[Galeno Amorim]

Sebastião desenvolveu o gosto pelos livros graças a sua primeira mulher, que era enfermeira. Ela insistia que ele devia ler e que, algum dia, a leitura ainda mudaria a sua vida. No começo, o homem não dava muita bola. O tempo foi passando e ele, que nunca fora muito afeito aos livros, praticamente se esqueceu do vaticínio.

Mais tarde, já viúvo, Sebastião arrumou um emprego de zelador em um prédio de famílias de classe média. Ali, o agora funcionário registrado em carteira assistia sempre a uma mesma cena, que se repetia com uma frequência que incomodava até ele próprio, que nem tinha tanta intimidade assim com essas coisas de literatura, personagens e histórias de faz de conta.

Mas doía de ver os moradores entulhando pilhas e mais pilhas de livros e revistas nos latões de lixo do condomínio. Livro de todo tipo: clássicos, escolares, dicionários. Seja lá o que fosse... Aquilo o aborrecia. Veio à mente a velha ladainha da antiga esposa. Um dia ele resolveu que recolheria aqueles livros e revistas abandonados à sorte. Por conta própria, passou a organizar no condomínio sua pequena coleção, que, graças ao desprezo alheio, não parava de crescer.

Mas logo Sebastião começou a perceber que, o que não servia para uns, atiçava a curiosidade de outros. Das faxineiras do condomínio, por exemplo. Essas disputavam quase a tapas as revistas resgatadas por ele do lixo do lugar.

Por fim, o zelador concluiu que aquele material descartável nem era tão descartável assim e que, ao contrário, podia alegrar a vida de alguma gente. Então, em vez de buscar no lixo, agora era ele quem batia de porta em porta atrás de doação de livros em desuso.

Já que aquela maluquice toda fazia certo sucesso entre os mais pobres, Sebastião decidiu que era hora de ser mais ousado. Pegou os livros e revistas e passou a exibi-los em algumas praças da periferia da cidade.

Bingo! As pessoas não só gostaram como trataram de ajudar a espalhar a boa nova. Em pouco tempo, já eram mais de 300 famílias, com uma insaciável fome de ler. A coisa cresceu de tal forma que virou projeto da prefeitura de Cravinhos, cidade do interior paulista onde ele vive.

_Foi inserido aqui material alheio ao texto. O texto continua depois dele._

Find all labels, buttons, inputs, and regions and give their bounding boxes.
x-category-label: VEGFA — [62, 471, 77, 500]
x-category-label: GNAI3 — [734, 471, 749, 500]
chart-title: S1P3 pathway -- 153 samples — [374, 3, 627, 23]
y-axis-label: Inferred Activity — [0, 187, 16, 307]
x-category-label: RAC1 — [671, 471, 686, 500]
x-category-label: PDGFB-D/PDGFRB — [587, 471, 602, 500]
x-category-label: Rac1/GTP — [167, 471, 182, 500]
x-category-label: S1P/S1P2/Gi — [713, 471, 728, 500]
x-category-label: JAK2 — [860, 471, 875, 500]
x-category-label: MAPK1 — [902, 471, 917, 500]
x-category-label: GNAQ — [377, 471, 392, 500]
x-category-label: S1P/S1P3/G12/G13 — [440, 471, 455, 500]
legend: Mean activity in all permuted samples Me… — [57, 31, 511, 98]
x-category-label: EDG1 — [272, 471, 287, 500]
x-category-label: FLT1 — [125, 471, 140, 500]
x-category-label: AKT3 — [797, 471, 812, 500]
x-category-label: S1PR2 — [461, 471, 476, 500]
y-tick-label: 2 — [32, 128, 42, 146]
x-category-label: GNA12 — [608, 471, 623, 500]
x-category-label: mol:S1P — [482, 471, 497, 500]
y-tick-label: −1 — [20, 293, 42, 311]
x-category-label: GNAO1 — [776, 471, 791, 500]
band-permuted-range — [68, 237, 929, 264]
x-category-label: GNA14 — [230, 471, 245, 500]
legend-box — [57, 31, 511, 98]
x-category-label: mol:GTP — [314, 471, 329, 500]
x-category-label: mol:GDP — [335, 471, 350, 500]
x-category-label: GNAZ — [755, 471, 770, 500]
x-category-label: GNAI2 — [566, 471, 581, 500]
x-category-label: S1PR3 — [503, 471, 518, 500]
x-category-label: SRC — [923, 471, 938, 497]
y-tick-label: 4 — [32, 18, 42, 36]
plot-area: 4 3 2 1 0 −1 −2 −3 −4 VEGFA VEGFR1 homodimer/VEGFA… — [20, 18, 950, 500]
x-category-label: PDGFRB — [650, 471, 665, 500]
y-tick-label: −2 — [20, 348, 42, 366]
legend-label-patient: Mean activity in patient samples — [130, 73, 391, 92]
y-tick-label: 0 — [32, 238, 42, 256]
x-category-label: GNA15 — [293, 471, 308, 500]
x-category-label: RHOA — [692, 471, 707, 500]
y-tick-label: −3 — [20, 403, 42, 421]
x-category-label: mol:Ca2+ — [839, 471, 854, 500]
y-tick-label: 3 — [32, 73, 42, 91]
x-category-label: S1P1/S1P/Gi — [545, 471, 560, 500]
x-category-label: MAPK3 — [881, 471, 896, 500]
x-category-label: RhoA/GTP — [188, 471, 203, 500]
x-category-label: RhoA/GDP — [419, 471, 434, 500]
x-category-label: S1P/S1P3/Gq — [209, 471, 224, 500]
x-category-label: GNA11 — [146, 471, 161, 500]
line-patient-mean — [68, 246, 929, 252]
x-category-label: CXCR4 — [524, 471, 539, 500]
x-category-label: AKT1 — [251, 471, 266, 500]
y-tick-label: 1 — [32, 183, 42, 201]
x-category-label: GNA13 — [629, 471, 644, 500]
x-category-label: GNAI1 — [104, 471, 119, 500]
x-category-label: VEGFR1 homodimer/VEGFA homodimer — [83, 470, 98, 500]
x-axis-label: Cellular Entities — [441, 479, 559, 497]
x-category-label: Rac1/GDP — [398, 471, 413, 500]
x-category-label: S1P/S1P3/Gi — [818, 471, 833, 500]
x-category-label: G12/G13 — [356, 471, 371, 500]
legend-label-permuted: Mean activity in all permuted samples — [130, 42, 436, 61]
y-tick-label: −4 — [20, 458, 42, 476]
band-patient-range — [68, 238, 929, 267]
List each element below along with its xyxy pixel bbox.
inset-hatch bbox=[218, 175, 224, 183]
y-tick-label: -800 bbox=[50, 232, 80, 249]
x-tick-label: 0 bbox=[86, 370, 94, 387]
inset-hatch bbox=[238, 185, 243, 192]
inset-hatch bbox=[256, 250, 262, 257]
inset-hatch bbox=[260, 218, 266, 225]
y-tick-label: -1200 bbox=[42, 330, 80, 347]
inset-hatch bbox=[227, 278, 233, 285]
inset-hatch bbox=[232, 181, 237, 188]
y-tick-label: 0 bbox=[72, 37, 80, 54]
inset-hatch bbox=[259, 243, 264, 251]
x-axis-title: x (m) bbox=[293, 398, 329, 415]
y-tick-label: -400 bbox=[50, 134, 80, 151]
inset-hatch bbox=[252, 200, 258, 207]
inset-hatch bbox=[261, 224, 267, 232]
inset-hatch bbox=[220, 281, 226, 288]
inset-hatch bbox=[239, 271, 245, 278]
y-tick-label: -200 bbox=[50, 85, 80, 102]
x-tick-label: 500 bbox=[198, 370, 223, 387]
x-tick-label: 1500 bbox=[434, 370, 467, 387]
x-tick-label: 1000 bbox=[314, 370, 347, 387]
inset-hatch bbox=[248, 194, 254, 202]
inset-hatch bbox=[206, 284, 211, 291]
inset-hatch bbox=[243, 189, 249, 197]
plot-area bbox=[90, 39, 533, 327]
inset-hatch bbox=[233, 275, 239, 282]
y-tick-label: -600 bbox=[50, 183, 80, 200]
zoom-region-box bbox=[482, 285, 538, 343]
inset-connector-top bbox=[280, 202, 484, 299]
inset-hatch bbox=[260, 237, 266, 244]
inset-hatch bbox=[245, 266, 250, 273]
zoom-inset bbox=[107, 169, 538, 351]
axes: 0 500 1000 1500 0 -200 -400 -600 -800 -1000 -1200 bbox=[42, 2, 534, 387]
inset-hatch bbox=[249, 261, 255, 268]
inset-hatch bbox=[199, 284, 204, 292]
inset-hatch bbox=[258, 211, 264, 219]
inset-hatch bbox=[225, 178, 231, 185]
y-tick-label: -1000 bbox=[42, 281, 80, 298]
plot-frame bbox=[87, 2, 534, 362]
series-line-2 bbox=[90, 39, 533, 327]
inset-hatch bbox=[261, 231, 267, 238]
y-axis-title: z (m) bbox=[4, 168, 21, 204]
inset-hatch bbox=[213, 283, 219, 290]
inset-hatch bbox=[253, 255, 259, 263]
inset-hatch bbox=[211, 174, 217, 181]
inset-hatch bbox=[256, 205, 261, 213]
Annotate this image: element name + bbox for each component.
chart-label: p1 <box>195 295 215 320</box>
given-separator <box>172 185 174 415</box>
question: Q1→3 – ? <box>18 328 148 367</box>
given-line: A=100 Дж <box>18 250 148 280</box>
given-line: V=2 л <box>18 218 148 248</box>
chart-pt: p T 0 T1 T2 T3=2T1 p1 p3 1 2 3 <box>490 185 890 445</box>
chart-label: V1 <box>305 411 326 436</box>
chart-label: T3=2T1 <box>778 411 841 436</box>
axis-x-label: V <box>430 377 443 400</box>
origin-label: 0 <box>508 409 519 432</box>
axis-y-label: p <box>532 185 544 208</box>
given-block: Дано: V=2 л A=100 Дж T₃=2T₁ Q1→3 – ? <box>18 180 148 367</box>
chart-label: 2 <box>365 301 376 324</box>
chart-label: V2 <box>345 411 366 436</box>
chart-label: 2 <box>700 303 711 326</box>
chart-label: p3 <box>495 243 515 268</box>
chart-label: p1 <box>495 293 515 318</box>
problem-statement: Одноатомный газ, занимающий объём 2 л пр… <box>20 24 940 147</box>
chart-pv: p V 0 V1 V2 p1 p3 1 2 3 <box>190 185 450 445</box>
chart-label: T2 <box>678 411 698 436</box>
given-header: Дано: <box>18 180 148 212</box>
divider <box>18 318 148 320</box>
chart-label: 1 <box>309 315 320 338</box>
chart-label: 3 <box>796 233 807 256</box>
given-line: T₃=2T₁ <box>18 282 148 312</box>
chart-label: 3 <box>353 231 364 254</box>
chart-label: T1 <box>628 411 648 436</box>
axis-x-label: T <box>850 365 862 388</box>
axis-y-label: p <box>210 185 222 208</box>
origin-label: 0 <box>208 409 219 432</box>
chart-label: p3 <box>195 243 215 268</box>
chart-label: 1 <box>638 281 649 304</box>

Qualquer um podia levar qualquer publicação para casa e só devolver na semana seguinte. Ao contrário do que imaginava, depois de tanto ouvir da boca de pessoas mais abastadas do que ele, Sebastião faria uma descoberta inesperada:

- O povo pobre também quer ler...

Foi a essa conclusão que, inadvertidamente, Sebastião chegou. E quando a prefeitura anunciou que deixaria o projeto, o zelador não teve dúvidas. Saiu em busca de mais doações – desta vez, tijolos, areia, cimento e, em pouco tempo, ergueu um puxadinho no quintal de casa. Montou lá uma biblioteca comunitária, tendo como ponto de partida os mais de 4 mil livros e 2 mil revistas acumulados pela vida afora.

Surgiria, assim, a Biblioteca na Calçada, que rapidamente virou mania no Jardim Berbel 2, na periferia de Cravinhos, pertinho de Ribeirão Preto. Hoje em dia, os toldos azuis ficam repletos de crianças e adolescentes leitores da vizinhança. Eles vão até lá, nos finais de semana, para ouvir histórias e vasculhar nas estantes.

Sebastião não tem mais sossego: a qualquer hora do dia ou da noite sempre aparece alguém na porta de casa atrás de um livro. É o que dá mexer em vespeiro... Mas disso ele não reclama:

- Eu não tenho coragem de negar um livro...

Hoje casado com uma professora e pai de dois filhos, o bom zelador continua, pacientemente, a juntar livros. Seu desejo é um dia ter uma biblioteca bem grande. Que, como cantaria o poeta, continuará a cuidar com o carinho e com o zelo de quem carrega o andor.